Breast adenocarcinoma liver metastases, in contrast to colorectal cancer liver metastases, display a non-angiogenic growth pattern that preserves the stroma and lacks hypoxia

Abstract

Although angiogenesis is a prerequisite for the growth of most human solid tumours, alternative mechanisms of vascularisation can be adopted. We have previously described a non-angiogenic growth pattern in liver metastases of colorectal adenocarcinomas (CRC) in which tumour cells replace hepatocytes at the tumour-liver interface, preserving the liver architecture and co-opting the sinusoidal blood vessels. The aim of this study was to determine whether this replacement pattern occurs during liver metastasis of breast adenocarcinomas (BC) and whether the lack of an angiogenic switch in such metastases is due to the absence of hypoxia and subsequent vascular fibrinogen leakage. The growth pattern of 45 BC liver metastases and 28 CRC liver metastases (73 consecutive patients) was assessed on haematoxylin- and eosin-stained tissue sections. The majority of the BC liver metastases had a replacement growth pattern (96%), in contrast to only 32% of the CRC metastases (P<0.0001). The median carbonic anhydrase 9 (CA9) expression (M75 antibody), as a marker of hypoxia, (intensity x % of stained tumour cells) was 0 in the BC metastases and 53 in the CRC metastases (P<0.0001). There was CA9 expression at the tumour-liver interface in only 16% of the BC liver metastases vs 54% of the CRC metastases (P=0.002). There was fibrin (T2G1 antibody) at the tumour-liver interface in only 21% of the BC metastases vs 56% of the CRC metastases (P=0.04). The median macrophage count (Chalkley morphometry; KP-1 anti-CD68 antibody) at the interface was 4.3 and 7.5, respectively (P<0.0001). Carbonic anhydrase 9 score and macrophage count were positively correlated (r=0.42; P=0.002) in all metastases. Glandular differentiation was less in the BC liver metastases: 80% had less than 10% gland formation vs only 7% of the CRC metastases (P<0.0001). The liver is a densely vascularised organ and can host metastases that exploit this environment by replacing the hepatocytes and co-opting the vasculature. Our findings confirm that a non-angiogenic pattern of liver metastasis indeed occurs in BC, that this pattern of replacement growth is even more prevalent than in CRC, and that the process induces neither hypoxia nor vascular leakage.

Figure 1

Breast cancer liver metastasis, replacement growth pattern (haematoxylin and eosin stain): the tissue architecture of the liver is preserved within the tumour tissue. There is close contact between tumour cells and hepatocytes at the interface and no inflammation.

Figure 2

Colorectal cancer liver metastasis, desmoplastic growth pattern (haematoxylin and eosin stain): a rim of desmoplastic stroma separates the liver parenchyma from the tumour tissue.
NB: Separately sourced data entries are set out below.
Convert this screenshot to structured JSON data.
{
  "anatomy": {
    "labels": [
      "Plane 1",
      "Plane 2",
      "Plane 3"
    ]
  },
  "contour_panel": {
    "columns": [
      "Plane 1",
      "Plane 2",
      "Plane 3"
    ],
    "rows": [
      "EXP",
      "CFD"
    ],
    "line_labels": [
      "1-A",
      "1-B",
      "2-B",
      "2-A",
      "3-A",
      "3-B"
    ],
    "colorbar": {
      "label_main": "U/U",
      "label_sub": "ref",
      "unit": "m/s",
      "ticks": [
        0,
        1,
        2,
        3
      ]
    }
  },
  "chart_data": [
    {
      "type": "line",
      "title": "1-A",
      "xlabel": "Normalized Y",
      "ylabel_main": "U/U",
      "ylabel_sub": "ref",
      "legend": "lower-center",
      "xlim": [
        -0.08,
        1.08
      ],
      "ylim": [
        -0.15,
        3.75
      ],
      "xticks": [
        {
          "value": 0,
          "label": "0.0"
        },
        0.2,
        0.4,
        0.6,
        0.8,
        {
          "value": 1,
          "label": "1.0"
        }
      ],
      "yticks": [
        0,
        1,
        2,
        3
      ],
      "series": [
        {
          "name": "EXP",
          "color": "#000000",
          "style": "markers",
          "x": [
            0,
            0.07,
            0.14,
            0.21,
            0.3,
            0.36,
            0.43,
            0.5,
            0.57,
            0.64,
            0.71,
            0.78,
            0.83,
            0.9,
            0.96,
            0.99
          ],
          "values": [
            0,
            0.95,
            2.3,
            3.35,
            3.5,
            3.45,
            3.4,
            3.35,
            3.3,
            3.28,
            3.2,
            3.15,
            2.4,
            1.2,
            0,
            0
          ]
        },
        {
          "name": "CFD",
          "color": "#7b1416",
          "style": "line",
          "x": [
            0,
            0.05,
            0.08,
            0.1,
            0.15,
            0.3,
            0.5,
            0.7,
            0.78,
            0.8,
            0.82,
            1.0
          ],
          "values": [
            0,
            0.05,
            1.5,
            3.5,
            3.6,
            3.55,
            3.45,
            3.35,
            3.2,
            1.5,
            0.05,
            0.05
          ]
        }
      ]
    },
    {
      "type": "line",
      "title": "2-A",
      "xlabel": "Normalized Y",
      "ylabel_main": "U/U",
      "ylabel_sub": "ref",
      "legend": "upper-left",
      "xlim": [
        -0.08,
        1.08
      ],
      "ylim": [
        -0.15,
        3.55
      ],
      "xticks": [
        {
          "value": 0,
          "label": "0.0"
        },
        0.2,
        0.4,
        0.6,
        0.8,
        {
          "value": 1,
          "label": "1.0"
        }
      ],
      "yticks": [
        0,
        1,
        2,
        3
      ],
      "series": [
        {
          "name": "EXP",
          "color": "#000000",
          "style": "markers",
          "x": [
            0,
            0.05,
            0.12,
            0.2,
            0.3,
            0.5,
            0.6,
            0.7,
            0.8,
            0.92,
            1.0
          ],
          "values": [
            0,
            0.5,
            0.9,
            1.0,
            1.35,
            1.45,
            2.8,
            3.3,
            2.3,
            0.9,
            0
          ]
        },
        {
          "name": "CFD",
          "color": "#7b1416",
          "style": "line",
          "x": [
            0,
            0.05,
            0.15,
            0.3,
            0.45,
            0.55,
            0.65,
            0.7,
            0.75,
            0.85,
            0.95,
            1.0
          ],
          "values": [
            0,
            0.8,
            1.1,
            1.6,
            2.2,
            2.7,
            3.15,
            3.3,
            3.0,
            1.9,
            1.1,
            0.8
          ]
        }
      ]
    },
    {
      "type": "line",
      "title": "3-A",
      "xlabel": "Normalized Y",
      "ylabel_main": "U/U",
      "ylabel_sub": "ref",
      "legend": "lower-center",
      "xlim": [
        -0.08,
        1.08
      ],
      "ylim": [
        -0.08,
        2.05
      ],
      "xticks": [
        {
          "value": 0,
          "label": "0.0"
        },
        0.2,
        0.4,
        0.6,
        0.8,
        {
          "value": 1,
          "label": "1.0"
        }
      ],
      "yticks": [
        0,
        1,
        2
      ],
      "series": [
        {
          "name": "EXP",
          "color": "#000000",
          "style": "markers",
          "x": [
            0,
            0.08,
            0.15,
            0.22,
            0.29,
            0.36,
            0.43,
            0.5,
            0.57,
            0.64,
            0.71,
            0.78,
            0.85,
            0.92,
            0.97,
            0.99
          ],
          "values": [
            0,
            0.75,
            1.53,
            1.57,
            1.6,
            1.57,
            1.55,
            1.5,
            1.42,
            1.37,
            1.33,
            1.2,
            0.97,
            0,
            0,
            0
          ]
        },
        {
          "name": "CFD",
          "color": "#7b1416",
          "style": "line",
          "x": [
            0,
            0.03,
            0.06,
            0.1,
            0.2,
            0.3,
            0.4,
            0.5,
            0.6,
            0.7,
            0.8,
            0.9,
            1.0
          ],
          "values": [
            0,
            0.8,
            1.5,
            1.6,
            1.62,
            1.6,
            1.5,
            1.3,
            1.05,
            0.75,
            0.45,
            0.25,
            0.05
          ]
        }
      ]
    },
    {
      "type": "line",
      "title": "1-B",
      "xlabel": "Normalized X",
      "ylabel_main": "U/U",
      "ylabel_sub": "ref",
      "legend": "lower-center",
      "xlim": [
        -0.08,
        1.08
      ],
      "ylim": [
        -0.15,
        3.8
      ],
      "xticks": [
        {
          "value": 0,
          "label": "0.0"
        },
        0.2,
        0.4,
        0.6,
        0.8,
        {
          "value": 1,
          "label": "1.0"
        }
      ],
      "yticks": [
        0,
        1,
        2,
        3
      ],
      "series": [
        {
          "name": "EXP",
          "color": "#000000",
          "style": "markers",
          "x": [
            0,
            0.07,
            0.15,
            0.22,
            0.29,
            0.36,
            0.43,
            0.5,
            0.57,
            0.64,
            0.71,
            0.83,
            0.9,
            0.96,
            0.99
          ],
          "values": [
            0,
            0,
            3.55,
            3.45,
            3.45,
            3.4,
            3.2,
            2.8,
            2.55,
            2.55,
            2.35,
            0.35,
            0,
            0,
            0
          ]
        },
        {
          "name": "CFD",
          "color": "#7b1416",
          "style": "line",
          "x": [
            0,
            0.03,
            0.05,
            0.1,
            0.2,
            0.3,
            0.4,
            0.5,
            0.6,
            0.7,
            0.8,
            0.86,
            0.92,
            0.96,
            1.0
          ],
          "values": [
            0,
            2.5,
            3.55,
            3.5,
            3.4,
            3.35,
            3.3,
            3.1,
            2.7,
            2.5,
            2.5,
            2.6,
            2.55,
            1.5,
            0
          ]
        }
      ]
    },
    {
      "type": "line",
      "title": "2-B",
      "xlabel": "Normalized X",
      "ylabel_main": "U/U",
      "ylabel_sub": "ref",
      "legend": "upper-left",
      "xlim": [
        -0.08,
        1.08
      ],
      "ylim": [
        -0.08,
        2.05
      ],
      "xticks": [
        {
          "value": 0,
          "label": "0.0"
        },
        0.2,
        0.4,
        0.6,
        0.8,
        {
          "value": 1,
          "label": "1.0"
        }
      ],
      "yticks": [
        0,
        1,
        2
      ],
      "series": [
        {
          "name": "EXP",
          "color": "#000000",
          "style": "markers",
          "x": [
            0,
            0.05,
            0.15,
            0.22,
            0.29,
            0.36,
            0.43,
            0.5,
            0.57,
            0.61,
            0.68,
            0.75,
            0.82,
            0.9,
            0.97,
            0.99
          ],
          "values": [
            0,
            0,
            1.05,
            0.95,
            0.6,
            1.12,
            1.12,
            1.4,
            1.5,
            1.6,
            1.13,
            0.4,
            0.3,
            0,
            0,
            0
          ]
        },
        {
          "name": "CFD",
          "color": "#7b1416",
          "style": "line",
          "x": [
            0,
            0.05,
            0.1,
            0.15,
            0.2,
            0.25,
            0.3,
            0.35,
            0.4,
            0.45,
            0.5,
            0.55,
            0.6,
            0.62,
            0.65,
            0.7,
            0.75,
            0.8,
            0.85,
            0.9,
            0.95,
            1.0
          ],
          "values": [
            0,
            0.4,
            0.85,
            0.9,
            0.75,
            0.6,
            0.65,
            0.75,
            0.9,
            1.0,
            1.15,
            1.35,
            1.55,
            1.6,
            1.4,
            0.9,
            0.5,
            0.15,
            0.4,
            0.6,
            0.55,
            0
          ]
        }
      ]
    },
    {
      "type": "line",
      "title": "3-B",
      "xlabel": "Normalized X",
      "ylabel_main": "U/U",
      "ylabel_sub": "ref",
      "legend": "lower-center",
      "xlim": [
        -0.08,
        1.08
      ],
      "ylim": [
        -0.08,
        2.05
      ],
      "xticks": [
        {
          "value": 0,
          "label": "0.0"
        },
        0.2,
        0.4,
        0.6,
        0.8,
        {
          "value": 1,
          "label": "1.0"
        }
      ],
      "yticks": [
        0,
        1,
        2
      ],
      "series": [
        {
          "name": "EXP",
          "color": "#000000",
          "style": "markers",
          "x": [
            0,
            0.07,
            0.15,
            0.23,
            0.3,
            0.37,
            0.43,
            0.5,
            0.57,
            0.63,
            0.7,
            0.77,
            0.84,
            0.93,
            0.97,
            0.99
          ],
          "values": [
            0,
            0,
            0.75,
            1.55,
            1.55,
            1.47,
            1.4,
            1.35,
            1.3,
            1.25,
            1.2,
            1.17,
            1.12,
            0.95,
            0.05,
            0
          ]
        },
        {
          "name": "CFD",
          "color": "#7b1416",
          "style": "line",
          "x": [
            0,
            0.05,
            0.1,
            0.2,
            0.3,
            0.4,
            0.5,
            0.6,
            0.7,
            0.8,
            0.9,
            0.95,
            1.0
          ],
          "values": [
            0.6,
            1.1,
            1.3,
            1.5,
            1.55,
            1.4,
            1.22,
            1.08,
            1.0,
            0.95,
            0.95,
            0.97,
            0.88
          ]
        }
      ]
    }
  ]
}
A dense inflammatory cell infiltrate is present in the stroma nearby the liver parenchyma.

Figure 3

Carbonic anhydrase 9 immunostaining of a colorectal cancer liver metastasis: strong staining (brown; score 3+) of the tumour cells. Constitutive expression by bile duct epithelium (internal positive control).

Figure 4

Immunostaining of fibrin (brown) in a desmoplastic colorectal cancer liver metastasis: fibrin deposits mainly in the liver parenchyma surrounding the metastasis.

Figure 5

Anti-CD68 immunostaining demonstrating numerous macrophages (brown) in the desmoplastic rim surrounding a colorectal cancer liver metastasis. The Kupffer cells in the liver parenchyma are also immunoreactive.

Figure 6

Expression of LYVE-1 (brown, immunostaining) by sinusoidal endothelial cells within the liver parenchyma at the interface with a replacement-type breast cancer liver metastasis (arrow heads). Sinusoids engulfed by tumour cells express LYVE-1 at the tumour–liver interface (arrows) and lose this expression towards the centre of the metastasis (towards the right on the microphotograph).

Figure 7

Carbonic anhydrase 9 immunostaining of a breast cancer liver metastasis: replacement growth and no immunostaining (constitutive expression by bile duct epithelium (internal positive control) was present in the section (not shown)).

Figure 8

Immunostaining of fibrin (brown) in a replacement breast cancer liver metastasis: no staining at the tumour–liver interface (internal positive control: fibrin in a sinusoidal blood vessel (arrow)).

Figure 9

Anti-CD68 immunostaining demonstrating the Kupffer cells in the liver parenchyma. No macrophages at the tumour–liver interface of this breast cancer metastasis with replacement growth.

Figure 10

Expression of LYVE-1 (brown, immunostaining) by sinusoidal endothelial cells in the liver parenchyma surrounding a desmoplastic colorectal liver metastasis (arrows). No staining within the tumour tissue.